We also had to use a broad measure of performance which included both clinical and academic performance as the two were integrated in how they were taught and assessed. Colleagues have argued that this focuses on academic outcomes and doesn’t necessarily measure clinical performance, the key element under scrutiny by Francis. We would argue they are inseparable, since academic knowledge supports good clinical decision-making and caring by nurses.
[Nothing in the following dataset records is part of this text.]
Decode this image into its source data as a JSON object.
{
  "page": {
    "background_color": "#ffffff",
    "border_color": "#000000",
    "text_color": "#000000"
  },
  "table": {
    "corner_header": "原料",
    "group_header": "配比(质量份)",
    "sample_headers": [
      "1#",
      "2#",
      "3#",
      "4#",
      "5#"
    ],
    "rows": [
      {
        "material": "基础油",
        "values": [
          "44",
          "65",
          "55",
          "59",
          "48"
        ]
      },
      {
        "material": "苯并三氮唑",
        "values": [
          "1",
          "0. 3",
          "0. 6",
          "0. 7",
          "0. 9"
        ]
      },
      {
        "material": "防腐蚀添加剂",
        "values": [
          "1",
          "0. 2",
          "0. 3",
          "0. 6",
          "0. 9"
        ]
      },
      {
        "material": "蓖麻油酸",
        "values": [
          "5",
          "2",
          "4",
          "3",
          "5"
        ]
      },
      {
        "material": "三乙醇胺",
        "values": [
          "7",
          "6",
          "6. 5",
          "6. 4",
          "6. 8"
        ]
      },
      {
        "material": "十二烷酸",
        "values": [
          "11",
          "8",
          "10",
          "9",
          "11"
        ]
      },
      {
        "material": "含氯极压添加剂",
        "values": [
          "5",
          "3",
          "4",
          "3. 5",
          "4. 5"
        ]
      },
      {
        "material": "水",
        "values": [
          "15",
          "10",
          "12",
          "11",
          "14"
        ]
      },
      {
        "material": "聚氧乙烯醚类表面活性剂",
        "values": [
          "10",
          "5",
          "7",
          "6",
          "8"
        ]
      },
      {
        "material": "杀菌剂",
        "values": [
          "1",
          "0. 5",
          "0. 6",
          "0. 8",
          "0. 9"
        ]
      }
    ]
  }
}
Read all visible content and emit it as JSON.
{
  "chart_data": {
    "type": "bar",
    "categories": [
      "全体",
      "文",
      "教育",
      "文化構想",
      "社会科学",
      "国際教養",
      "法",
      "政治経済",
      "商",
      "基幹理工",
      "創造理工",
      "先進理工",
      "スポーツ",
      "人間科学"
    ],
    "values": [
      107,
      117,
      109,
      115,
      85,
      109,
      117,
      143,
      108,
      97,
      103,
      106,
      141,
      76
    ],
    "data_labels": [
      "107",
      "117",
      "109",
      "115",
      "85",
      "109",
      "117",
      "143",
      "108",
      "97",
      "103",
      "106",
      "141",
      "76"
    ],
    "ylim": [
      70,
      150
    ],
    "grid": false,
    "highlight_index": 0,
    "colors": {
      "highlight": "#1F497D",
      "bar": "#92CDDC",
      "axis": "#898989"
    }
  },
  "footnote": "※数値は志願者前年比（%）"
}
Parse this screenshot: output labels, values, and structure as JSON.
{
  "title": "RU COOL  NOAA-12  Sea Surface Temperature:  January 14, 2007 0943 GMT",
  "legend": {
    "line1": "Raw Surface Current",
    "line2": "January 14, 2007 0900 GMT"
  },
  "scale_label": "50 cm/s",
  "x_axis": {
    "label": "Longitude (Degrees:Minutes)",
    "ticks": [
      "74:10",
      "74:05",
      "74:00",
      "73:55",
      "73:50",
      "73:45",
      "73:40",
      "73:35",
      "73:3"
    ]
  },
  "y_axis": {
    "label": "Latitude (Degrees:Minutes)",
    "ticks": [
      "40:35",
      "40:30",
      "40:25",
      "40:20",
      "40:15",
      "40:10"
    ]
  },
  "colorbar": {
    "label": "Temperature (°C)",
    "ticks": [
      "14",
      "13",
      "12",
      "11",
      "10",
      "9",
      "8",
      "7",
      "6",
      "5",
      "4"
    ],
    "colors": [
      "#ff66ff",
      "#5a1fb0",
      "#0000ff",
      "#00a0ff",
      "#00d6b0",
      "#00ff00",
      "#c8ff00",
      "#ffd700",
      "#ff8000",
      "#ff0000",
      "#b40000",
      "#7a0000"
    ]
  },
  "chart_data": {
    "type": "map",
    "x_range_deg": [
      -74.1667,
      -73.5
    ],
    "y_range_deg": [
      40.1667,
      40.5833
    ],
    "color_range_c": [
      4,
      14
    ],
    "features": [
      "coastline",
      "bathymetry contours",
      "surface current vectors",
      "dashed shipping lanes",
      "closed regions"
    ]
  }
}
All the same, we would have measured purely clinical performance if it were possible.

Future proofing. Minerva Studios

We are currently at the stage of completing our final data collection and will be able to more fully answer our questions following analysis of the three years of data. We also want to see how previous caring experience and emotional intelligence relate to the students’ future success, so we hope to continue following our cohort for another three years.

For the time being though, we would not recommend using either emotional intelligence or previous caring experience as criteria for recruiting student nurses.